Ryder records $12bn in revenue in 2022


Global fleet and supply chain solutions player Ryder saw operating profits jump 75% y-o-y to $1.216bn in the full year 2022. Revenue increased by 24% to $12bn.

Across its divisions, Fleet Management Solutions (FMS) saw operating income increase by 59%. The company put this down to the spike in used vehicle sales prices in 2022, as well as tight trucking capacity across global supply chains.

In the first quarter of 2022, Ryder announced that it was to pull out of FMS operations in the UK. As of now, more than 90% of its revenue earning equipment and operating property has been sold off, generating $400m in added income.
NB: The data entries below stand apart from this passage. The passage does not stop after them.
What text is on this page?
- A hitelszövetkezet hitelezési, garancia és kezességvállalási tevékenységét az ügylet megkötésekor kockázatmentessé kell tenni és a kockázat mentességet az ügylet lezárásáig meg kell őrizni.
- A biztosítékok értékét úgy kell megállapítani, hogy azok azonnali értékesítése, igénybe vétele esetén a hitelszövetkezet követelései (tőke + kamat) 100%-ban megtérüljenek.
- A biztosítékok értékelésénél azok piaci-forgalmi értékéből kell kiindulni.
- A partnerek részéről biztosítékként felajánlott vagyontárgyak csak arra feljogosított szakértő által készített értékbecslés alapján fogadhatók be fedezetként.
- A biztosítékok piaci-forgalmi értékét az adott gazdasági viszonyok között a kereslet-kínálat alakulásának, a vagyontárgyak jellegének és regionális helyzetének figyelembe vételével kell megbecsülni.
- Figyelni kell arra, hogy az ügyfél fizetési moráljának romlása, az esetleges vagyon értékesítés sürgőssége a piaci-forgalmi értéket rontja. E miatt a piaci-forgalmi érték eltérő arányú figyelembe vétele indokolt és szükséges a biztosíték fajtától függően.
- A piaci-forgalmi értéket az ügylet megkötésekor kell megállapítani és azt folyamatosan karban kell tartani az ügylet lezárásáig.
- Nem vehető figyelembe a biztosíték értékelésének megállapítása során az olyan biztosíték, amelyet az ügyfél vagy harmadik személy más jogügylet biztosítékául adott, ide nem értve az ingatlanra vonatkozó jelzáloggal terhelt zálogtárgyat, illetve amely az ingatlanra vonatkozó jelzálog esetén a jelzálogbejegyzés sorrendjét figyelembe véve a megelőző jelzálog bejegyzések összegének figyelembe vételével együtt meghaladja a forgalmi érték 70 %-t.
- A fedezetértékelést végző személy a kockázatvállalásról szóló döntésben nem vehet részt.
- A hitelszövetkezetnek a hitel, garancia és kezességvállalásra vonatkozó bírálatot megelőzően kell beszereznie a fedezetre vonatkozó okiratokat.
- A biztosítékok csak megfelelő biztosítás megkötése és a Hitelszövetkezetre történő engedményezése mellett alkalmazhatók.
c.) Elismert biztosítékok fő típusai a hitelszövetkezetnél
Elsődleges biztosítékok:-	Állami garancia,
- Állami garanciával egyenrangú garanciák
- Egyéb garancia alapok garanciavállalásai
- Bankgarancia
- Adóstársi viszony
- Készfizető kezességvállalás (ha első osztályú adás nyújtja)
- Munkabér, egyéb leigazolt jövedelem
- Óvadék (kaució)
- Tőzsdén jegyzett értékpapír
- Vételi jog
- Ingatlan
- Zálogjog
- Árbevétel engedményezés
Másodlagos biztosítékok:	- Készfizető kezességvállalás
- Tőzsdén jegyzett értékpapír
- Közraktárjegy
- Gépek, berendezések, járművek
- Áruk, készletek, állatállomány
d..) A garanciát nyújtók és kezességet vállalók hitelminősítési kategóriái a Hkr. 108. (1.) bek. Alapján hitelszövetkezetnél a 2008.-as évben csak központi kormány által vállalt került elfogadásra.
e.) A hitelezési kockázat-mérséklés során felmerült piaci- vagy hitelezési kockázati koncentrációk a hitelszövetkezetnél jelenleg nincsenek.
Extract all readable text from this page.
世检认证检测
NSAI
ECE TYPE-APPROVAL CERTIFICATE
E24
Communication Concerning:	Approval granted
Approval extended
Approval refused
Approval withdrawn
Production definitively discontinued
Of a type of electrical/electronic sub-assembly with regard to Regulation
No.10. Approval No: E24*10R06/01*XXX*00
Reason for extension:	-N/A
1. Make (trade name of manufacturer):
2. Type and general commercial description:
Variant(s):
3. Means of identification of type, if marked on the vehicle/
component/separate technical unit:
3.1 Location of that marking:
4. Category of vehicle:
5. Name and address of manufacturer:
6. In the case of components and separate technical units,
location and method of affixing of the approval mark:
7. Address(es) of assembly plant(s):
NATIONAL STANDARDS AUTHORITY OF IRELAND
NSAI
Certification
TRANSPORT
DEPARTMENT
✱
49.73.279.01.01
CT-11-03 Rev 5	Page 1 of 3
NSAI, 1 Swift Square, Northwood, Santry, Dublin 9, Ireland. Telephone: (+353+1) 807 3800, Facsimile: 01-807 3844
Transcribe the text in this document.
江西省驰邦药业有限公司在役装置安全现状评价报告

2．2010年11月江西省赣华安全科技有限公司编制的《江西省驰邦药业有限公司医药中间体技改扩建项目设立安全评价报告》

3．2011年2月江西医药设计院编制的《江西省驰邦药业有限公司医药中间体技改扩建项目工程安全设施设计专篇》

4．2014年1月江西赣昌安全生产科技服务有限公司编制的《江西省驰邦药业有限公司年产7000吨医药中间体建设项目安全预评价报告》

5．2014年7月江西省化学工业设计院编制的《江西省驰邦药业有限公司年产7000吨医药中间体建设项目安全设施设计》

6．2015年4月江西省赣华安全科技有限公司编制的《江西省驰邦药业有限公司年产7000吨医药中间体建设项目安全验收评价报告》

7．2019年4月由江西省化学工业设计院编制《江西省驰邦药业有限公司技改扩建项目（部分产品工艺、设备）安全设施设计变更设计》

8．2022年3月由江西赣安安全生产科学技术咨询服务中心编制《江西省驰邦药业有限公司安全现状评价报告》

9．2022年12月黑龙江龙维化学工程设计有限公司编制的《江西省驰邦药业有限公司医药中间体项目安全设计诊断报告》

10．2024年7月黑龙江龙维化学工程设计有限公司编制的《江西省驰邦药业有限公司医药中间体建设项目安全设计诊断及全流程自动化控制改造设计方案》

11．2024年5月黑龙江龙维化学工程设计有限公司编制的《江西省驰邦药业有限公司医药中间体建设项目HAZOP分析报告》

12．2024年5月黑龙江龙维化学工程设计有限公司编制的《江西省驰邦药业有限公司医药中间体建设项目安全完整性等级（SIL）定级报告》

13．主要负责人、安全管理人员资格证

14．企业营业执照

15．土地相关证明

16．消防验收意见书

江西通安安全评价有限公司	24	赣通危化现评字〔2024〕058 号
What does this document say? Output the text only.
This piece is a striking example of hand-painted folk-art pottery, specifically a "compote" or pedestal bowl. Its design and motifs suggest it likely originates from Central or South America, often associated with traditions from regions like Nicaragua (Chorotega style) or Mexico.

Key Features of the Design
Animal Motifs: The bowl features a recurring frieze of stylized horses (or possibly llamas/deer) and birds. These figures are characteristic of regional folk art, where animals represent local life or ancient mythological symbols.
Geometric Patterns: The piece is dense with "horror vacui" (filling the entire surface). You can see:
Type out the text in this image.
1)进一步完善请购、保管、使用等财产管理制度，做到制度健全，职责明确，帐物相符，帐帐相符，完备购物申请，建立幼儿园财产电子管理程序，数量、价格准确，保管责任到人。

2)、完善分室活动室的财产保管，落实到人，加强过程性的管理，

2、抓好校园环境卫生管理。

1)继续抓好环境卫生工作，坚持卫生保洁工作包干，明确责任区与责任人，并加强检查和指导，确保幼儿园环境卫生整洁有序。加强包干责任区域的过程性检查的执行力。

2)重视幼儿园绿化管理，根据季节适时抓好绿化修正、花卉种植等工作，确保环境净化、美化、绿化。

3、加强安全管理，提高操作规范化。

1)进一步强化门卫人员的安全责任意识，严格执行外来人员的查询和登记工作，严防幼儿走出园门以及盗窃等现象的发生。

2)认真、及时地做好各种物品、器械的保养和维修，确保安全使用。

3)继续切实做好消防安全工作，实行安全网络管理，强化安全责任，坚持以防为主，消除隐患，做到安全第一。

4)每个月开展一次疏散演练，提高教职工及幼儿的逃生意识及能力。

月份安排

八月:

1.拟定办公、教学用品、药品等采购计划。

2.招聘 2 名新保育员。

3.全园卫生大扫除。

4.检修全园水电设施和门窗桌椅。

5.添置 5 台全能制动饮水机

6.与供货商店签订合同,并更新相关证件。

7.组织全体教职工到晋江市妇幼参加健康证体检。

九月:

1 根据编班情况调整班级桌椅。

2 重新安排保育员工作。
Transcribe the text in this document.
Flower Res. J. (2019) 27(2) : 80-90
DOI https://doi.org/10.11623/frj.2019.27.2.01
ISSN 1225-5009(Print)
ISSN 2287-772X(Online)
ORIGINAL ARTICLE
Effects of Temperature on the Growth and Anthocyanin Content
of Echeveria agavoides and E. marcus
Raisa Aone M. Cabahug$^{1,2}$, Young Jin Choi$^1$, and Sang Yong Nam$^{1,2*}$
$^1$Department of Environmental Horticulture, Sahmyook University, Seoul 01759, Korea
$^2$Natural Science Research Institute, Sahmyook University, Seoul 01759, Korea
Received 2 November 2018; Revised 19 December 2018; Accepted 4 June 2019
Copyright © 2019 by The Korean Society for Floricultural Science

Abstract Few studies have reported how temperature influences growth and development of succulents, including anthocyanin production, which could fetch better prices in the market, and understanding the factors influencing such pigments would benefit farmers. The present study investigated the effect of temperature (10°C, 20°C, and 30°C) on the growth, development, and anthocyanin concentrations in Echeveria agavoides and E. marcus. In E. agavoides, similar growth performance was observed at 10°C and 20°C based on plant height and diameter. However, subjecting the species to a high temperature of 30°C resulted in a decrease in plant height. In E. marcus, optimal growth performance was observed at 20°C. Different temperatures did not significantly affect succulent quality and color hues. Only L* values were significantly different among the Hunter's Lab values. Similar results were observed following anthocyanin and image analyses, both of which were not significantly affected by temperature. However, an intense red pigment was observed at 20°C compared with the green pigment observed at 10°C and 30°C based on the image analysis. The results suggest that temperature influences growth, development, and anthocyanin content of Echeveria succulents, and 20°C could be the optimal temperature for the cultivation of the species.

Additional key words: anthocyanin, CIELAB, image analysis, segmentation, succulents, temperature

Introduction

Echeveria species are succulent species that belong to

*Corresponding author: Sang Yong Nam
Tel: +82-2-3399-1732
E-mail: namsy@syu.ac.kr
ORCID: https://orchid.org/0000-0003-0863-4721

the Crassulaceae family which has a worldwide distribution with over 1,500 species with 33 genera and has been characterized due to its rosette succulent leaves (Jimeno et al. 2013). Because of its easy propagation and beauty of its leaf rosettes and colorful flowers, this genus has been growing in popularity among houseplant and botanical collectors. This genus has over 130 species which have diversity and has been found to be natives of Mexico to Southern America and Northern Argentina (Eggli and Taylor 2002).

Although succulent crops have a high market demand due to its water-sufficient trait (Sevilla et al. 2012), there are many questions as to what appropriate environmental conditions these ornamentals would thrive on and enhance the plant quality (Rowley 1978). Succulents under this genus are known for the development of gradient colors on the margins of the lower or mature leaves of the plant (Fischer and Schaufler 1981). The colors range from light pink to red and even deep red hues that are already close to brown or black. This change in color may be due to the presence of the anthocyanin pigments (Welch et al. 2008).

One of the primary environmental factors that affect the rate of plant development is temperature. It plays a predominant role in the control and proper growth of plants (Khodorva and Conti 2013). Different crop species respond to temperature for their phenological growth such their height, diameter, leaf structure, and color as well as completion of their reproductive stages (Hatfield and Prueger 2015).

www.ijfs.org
Ryder Chief Executive Robert Sanchez said of this move, that the company is redeploying its proceeds to higher return opportunities.

Sanchez continued, “We accelerated growth in Supply Chain Solutions (SCS) and Dedicated Transportation Solutions (DTS), both organically and through strategic, accretive acquisitions.”  The SCS division acquired two related companies, Midwest and Whiplash, and generated organic revenue growth of 22% on top of that.

Meanwhile, DTS saw operating income grow by 108% in the full year, which the CEO put down to his team successfully implementing pricing actions.

Though 2022 was a bumper year for Ryder, Chief Financial Officer John Diez warned that 2023 may not achieve such great growth. He said, “In 2023, we expect strong but reduced earnings as a slowing macroeconomic and freight environment drive lower results in used vehicle sales and rental. We expect these headwinds to be partially offset by continued earnings momentum in supply chain.”

Ryder benefitted from high used vehicle sales prices that were brought about by tightened availability of new vehicles due to semiconductor shortages. As vehicle manufacturers have tackled such bottlenecks, more new vehicles will be available in 2023 and this is already hitting used vehicle prices. As Diez said, the company will feel this in the coming months in the form of reduced revenues.

Moving forward, Ryder is engaging in a share buyback programme, where it plans to take back 2.0m shares in the next two years. According to the supply chain and fleet management company, this “is designed to provide management with capital structure flexibility while concurrently managing objectives related to target balance sheet leverage, acquisition opportunities, and shareholder returns.”